ES5.6 search流程與scroll

阿新 • • 發佈：2019-01-06

ES search大致流程

請求轉化，由RestSearchAction轉為TransportSearchAction，執行其doExecute()方法

1、如果查詢請求的索引含有正則表示式和別名，找出具體的索引

indices = indexNameExpressionResolver.concreteIndices(clusterState, searchRequest.indicesOptions(),
            timeProvider.getAbsoluteStartMillis(), localIndices.indices());

2、找出routing，並根據routing找出shard

Map<String, Set<String>> routingMap = indexNameExpressionResolver.resolveSearchRouting(clusterState, searchRequest.routing(),
      searchRequest.indices());
GroupShardsIterator<ShardIterator> localShardsIterator = clusterService.operationRouting().searchShards(clusterState,
        concreteIndices, routingMap, searchRequest.preference());

3、解析請求中的權重boost

Map<String, Float> concreteIndexBoosts = resolveIndexBoosts(searchRequest, clusterState);

4、根據請求的型別選擇不同的query類

switch(searchRequest.searchType()) {
    case DFS_QUERY_THEN_FETCH:
        searchAsyncAction = new SearchDfsQueryThenFetchAsyncAction(logger, searchTransportService, connectionLookup,
            aliasFilter, concreteIndexBoosts, searchPhaseController, executor, searchRequest, listener, shardIterators,
            timeProvider, clusterStateVersion, task);
        break;
    case QUERY_AND_FETCH:
    case QUERY_THEN_FETCH:
        searchAsyncAction = new SearchQueryThenFetchAsyncAction(logger, searchTransportService, connectionLookup,
            aliasFilter, concreteIndexBoosts, searchPhaseController, executor, searchRequest, listener, shardIterators,
            timeProvider, clusterStateVersion, task);
        break;
    default:
        throw new IllegalStateException("Unknown search type: [" + searchRequest.searchType() + "]");
}

插播一條DFS_QUERY_THEN_FETCH與QUERY_THEN_FETCH的區別。

QUERY_THEN_FETCH
請求執行有兩個階段。第一個階段就是查詢所有相關的shards。所有的shards執行請求並根據form和size返回一個排好序的結果。協調節點獲取到所有的資訊後merge並resort，然後根據form和size取出結果。第二個階段則是根據第一階段的結果在相應的shard上取出資料。
DFS_QUERY_THEN_FETCH
與QUERY_THEN_FETCH幾乎一樣。只有在第一階段為了更精確的打分，計算的是分散式的term frequencies。
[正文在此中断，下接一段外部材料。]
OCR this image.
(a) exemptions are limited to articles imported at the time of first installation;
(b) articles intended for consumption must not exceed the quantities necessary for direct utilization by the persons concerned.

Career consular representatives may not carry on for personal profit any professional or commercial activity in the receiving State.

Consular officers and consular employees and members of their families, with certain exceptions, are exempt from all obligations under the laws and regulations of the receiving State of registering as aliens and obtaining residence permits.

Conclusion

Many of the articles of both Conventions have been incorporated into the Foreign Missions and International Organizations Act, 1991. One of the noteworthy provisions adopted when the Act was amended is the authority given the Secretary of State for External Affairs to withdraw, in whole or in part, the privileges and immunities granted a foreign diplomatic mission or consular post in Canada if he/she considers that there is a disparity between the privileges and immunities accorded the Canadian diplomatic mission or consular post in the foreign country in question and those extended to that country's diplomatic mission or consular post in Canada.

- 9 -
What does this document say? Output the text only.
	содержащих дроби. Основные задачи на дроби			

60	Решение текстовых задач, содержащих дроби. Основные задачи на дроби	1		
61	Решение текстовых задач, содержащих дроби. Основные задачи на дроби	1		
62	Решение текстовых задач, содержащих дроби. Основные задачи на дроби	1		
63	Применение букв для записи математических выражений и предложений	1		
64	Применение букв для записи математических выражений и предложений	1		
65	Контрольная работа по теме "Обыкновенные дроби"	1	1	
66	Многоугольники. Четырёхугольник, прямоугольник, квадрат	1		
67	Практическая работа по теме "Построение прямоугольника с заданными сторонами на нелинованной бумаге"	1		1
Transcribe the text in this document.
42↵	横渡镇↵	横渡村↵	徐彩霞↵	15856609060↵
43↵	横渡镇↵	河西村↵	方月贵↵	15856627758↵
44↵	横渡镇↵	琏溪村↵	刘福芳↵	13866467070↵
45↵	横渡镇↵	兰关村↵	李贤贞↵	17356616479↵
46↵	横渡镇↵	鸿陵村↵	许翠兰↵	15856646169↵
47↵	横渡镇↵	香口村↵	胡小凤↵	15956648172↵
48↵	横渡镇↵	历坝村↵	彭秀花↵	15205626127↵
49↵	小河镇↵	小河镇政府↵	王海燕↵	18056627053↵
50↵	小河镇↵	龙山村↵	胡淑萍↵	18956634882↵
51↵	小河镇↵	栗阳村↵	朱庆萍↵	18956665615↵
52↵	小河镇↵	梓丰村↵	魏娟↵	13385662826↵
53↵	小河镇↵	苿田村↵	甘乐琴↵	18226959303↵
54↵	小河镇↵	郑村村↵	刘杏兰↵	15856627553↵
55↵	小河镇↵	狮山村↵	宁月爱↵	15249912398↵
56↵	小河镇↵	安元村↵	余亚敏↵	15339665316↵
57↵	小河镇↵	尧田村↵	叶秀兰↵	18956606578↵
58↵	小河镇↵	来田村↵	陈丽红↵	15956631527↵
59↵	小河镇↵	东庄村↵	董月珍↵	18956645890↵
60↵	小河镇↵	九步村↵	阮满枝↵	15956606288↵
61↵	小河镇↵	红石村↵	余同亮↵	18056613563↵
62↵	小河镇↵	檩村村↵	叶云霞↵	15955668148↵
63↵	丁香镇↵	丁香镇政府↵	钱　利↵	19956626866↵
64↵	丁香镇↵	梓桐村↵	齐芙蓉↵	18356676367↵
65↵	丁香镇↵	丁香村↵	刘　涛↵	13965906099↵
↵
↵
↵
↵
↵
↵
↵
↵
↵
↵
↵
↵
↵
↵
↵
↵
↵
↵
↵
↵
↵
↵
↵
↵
5、SearchQueryThenFetchAsyncAction中則是執行標準的查詢流程：

query
fetch
merge

SearchQueryThenFetchAsyncAction標準查詢流程

1、Query

首先遍歷shard，執行shard查詢請求。

for (final SearchShardIterator shardIt : shardsIts) {
    shardIndex++;
    final ShardRouting shard = shardIt.nextOrNull();
    if (shard != null) {
        performPhaseOnShard(shardIndex, shardIt, shard);
    } else {
        // really, no shards active in this group
        onShardFailure(shardIndex, null, null, shardIt, new NoShardAvailableActionException(shardIt.shardId()));
    }
}

每個shard通過SearchTransportService傳送query請求：

getSearchTransport().sendExecuteQuery(getConnection(shardIt.getClusterAlias(), shard.currentNodeId()),
        buildShardSearchRequest(shardIt), getTask(), listener);

本地則是執行TransportService的sendLocalRequest方法.最終呼叫的是

handler.messageReceived(request, channel);

此處的channel是DirectResponseChannel，而此處的handler則是TransportSearchAction 初始化的時候寫入SearchTransportService中的。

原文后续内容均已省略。